Halkların Eşitlik ve Demokrasi Partisi (DEM Parti) Eş Genel Başkanı Tülay Hatimoğulları, partisinin Meclis’teki grup toplantısında önemli açıklamalarda bulundu.
Hatimoğulları, Avrupa İnsan Hakları Mahkemesi’nin (AİHM) tutuklu eski HDP Eş Genel Başkanı Selahattin Demirtaş hakkında verdiği “hak ihlali” kararına ilişkin Adalet Bakanı Yılmaz Tunç’un “Bazı davalar siyasallaştırılıyor” ifadesine sert bir yanıt verdi.
Hatimoğulları, “Bu davaları siyasallaştıran siz değilsiniz?

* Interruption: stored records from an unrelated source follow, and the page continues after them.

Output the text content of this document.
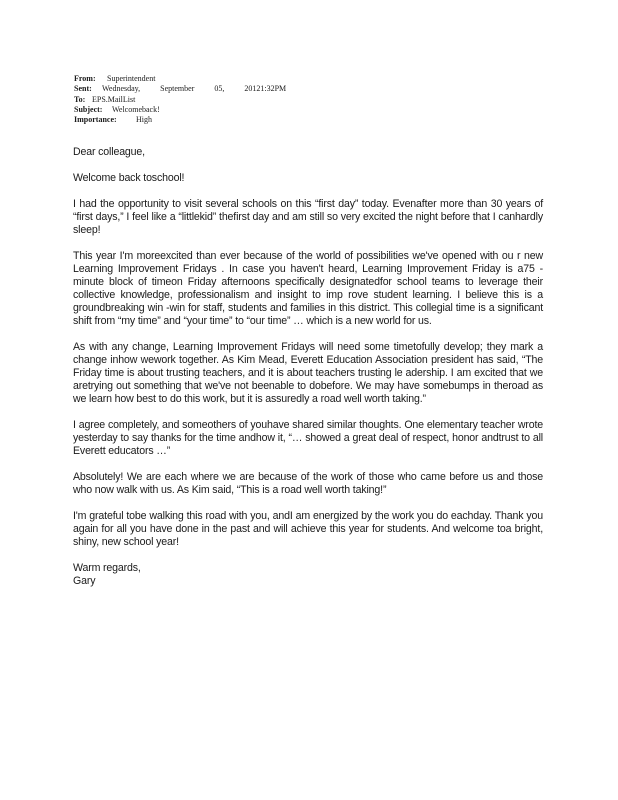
From: Superintendent
Sent: Wednesday, September 05, 20121:32PM
To: EPS.MailList
Subject: Welcomeback!
Importance: High

Dear colleague,

Welcome back toschool!

I had the opportunity to visit several schools on this “first day” today. Evenafter more than 30 years of “first days,” I feel like a “littlekid” thefirst day and am still so very excited the night before that I canhardly sleep!

This year I'm moreexcited than ever because of the world of possibilities we've opened with ou r new Learning Improvement Fridays . In case you haven't heard, Learning Improvement Friday is a75 -minute block of timeon Friday afternoons specifically designatedfor school teams to leverage their collective knowledge, professionalism and insight to imp rove student learning. I believe this is a groundbreaking win -win for staff, students and families in this district. This collegial time is a significant shift from “my time” and “your time” to “our time” … which is a new world for us.

As with any change, Learning Improvement Fridays will need some timetofully develop; they mark a change inhow wework together. As Kim Mead, Everett Education Association president has said, “The Friday time is about trusting teachers, and it is about teachers trusting le adership. I am excited that we aretrying out something that we've not beenable to dobefore. We may have somebumps in theroad as we learn how best to do this work, but it is assuredly a road well worth taking.”

I agree completely, and someothers of youhave shared similar thoughts. One elementary teacher wrote yesterday to say thanks for the time andhow it, “… showed a great deal of respect, honor andtrust to all Everett educators …”

Absolutely! We are each where we are because of the work of those who came before us and those who now walk with us. As Kim said, “This is a road well worth taking!”

I'm grateful tobe walking this road with you, andI am energized by the work you do eachday. Thank you again for all you have done in the past and will achieve this year for students. And welcome toa bright, shiny, new school year!

Warm regards,

Gary
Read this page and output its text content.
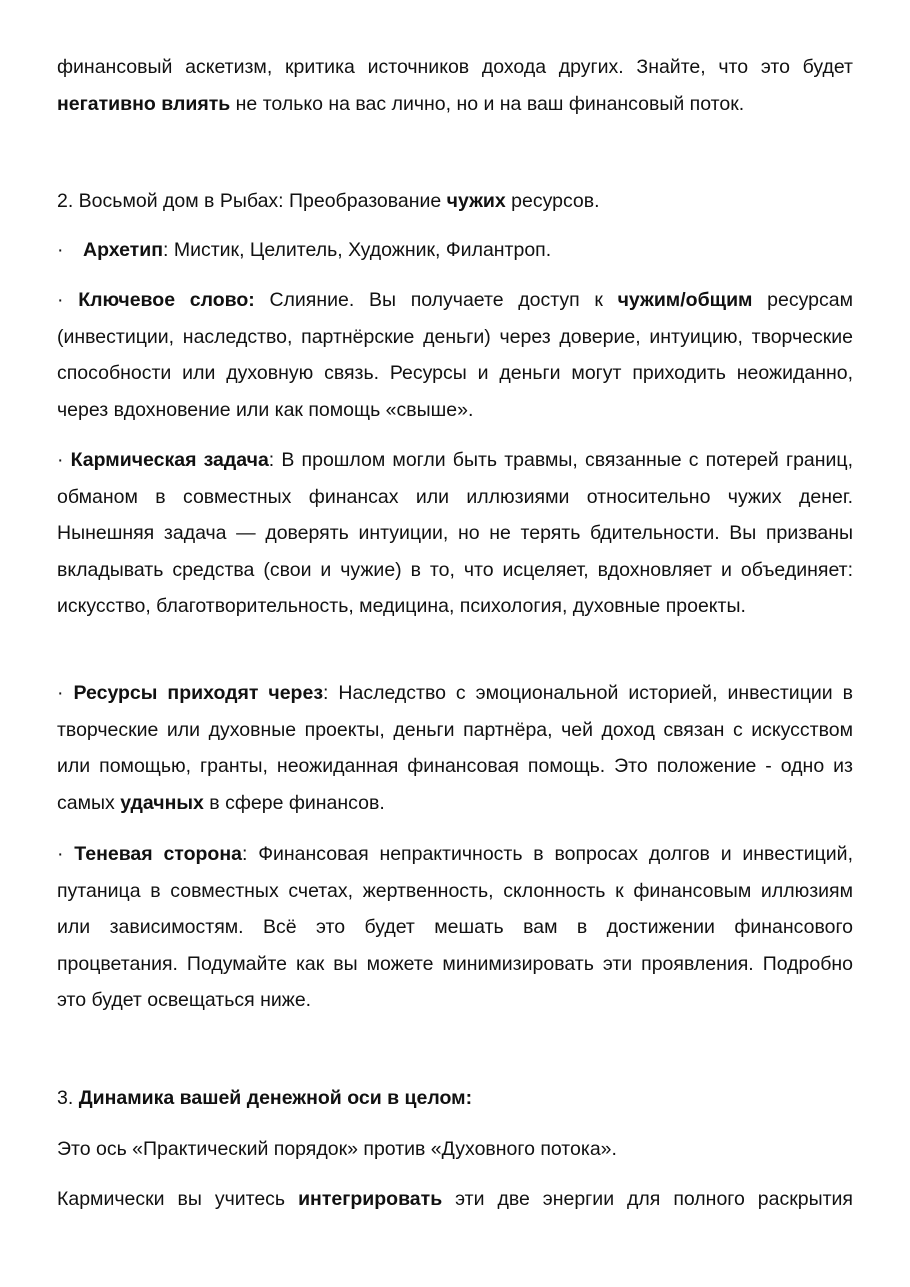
финансовый аскетизм, критика источников дохода других. Знайте, что это будет
негативно влиять не только на вас лично, но и на ваш финансовый поток.
2. Восьмой дом в Рыбах: Преобразование чужих ресурсов.
· Архетип: Мистик, Целитель, Художник, Филантроп.
· Ключевое слово: Слияние. Вы получаете доступ к чужим/общим ресурсам (инвестиции, наследство, партнёрские деньги) через доверие, интуицию, творческие способности или духовную связь. Ресурсы и деньги могут приходить неожиданно, через вдохновение или как помощь «свыше».
· Кармическая задача: В прошлом могли быть травмы, связанные с потерей границ, обманом в совместных финансах или иллюзиями относительно чужих денег. Нынешняя задача — доверять интуиции, но не терять бдительности. Вы призваны вкладывать средства (свои и чужие) в то, что исцеляет, вдохновляет и объединяет: искусство, благотворительность, медицина, психология, духовные проекты.
· Ресурсы приходят через: Наследство с эмоциональной историей, инвестиции в творческие или духовные проекты, деньги партнёра, чей доход связан с искусством или помощью, гранты, неожиданная финансовая помощь. Это положение - одно из самых удачных в сфере финансов.
· Теневая сторона: Финансовая непрактичность в вопросах долгов и инвестиций, путаница в совместных счетах, жертвенность, склонность к финансовым иллюзиям или зависимостям. Всё это будет мешать вам в достижении финансового процветания. Подумайте как вы можете минимизировать эти проявления. Подробно это будет освещаться ниже.
3. Динамика вашей денежной оси в целом:
Это ось «Практический порядок» против «Духовного потока».
Кармически вы учитесь интегрировать эти две энергии для полного раскрытия
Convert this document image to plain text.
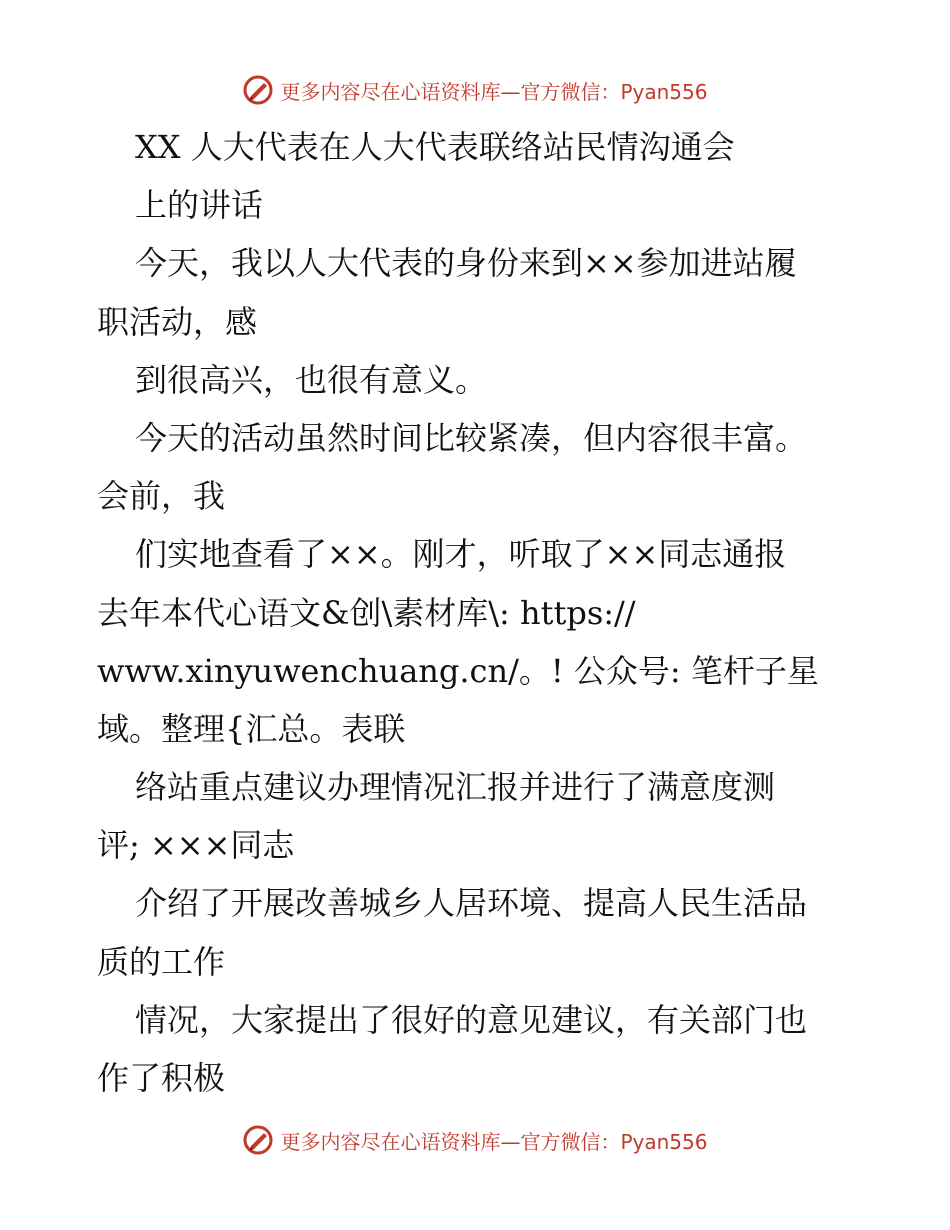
更多内容尽在心语资料库—官方微信：Pyan556
XX 人大代表在人大代表联络站民情沟通会
上的讲话
今天，我以人大代表的身份来到××参加进站履
职活动，感
到很高兴，也很有意义。
今天的活动虽然时间比较紧凑，但内容很丰富。
会前，我
们实地查看了××。刚才，听取了××同志通报
去年本代心语文&创\素材库\: https://
www.xinyuwenchuang.cn/。! 公众号: 笔杆子星
域。整理{汇总。表联
络站重点建议办理情况汇报并进行了满意度测
评; ×××同志
介绍了开展改善城乡人居环境、提高人民生活品
质的工作
情况，大家提出了很好的意见建议，有关部门也
作了积极
更多内容尽在心语资料库—官方微信：Pyan556
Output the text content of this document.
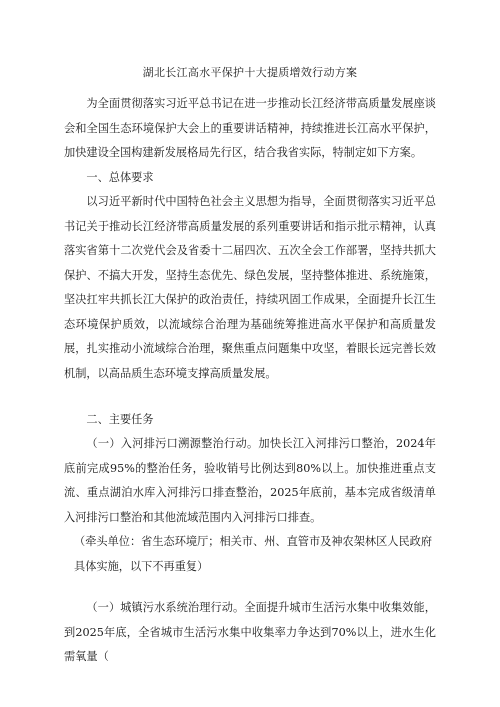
湖北长江高水平保护十大提质增效行动方案

为全面贯彻落实习近平总书记在进一步推动长江经济带高质量发展座谈会和全国生态环境保护大会上的重要讲话精神，持续推进长江高水平保护，加快建设全国构建新发展格局先行区，结合我省实际，特制定如下方案。

一、总体要求

以习近平新时代中国特色社会主义思想为指导，全面贯彻落实习近平总书记关于推动长江经济带高质量发展的系列重要讲话和指示批示精神，认真落实省第十二次党代会及省委十二届四次、五次全会工作部署，坚持共抓大保护、不搞大开发，坚持生态优先、绿色发展，坚持整体推进、系统施策，坚决扛牢共抓长江大保护的政治责任，持续巩固工作成果，全面提升长江生态环境保护质效，以流域综合治理为基础统筹推进高水平保护和高质量发展，扎实推动小流域综合治理，聚焦重点问题集中攻坚，着眼长远完善长效机制，以高品质生态环境支撑高质量发展。

二、主要任务

（一）入河排污口溯源整治行动。加快长江入河排污口整治，2024年底前完成95%的整治任务，验收销号比例达到80%以上。加快推进重点支流、重点湖泊水库入河排污口排查整治，2025年底前，基本完成省级清单入河排污口整治和其他流域范围内入河排污口排查。

（牵头单位：省生态环境厅；相关市、州、直管市及神农架林区人民政府具体实施，以下不再重复）

（一）城镇污水系统治理行动。全面提升城市生活污水集中收集效能，到2025年底，全省城市生活污水集中收集率力争达到70%以上，进水生化需氧量（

Selahattinleri, Figenleri, Can Atalayları, AİHM ve AYM kararlarına rağmen içeride tutarak siyasal kararlar alan siz değil misiniz? Yargıyı da bu davaları da siyasallaştıran düpedüz sizsiniz. Türkiye’nin itibarını zedelemeye devam ediyorsunuz. Bir an önce bu tutumdan vazgeçin. AİHM ve AYM kararları uygulansın, Kobane kumpas davasından ve Gezi direnişi davasında yargılanan tüm arkadaşlarımız derhal serbest bırakılsın” şeklinde konuştu.
İMRALI’ ÇAĞRISINI TEKRARLADI: DEVLET GİDİYORSA SİYASET NİYE GİTMESİN?
“Terörsüz Türkiye” adı altında başlayan sürece dikkat çeken Hatimoğulları, Meclis’te kurulan komisyondan bir heyetin terör örgütü lideri Abdullah Öcalan ile görüşmek üzere İmralı’ya gitmesi talebini yineledi. Hatimoğulları, Cumhurbaşkanı Erdoğan ve MHP Genel Başkanı Bahçeli’nin sözlerini hatırlatarak, “1 Ekim’de başlayan süreçte Sayın Öcalan’ın kararlılığı son derece kritik. İlk günden itibaren olumlu bir dil kullandı ve yapıcı önerilerde bulundu. Her tıkanmada çözüm üretti. Toplumun önüne negatif gündemler getirmedi ve daima sağduyuyla hareket etti. Cumhurbaşkanı ne dedi? ‘Şu anda İmralı bu konuyla ilgili her türlü desteği verdi, veriyor’. Bu önemli bir tespit. Sayın Bahçeli ise, ‘Meclis’te kurulan komisyondan seçilecek milletvekillerinin İmralı’ya giderek ilk ağızdan mesajları alması süreci güçlendirecektir’ dedi. Bu vurgu da son derece önemli.” ifadelerini kullandı.
Devletin gittiği yere siyasetin gitmemesi gerektiğini savunan Hatimoğulları, “Siyaset kurumu böyle tarihi bir süreçte neden aktif rol almasın ki? Bakın, 13 aydır bu süreç devam ediyor ve bir ölüm haberi almadık. Bu bizim için büyük bir mutluluk ve motivasyon kaynağı değil midir? Eğer bu süreç ülkenin 100 yıllık geleceğini kazanma sürecindeyse, siyaset izleyici olamaz. Gelin birlikte düşünelim: Öcalan gibi bir aktörü atlamak mı, yoksa sürece daha fazla dahil etmek mi daha doğru? Yanıt açık. Sayın Öcalan’ın rolünü tam oynayabilmesi ve ortaya koyduğu iradenin 86 milyon yurttaşımızın ortak kazancına dönüşmesi… Bu sadece bizim talebimiz değil, herkesin talebi olmalı.” dedi.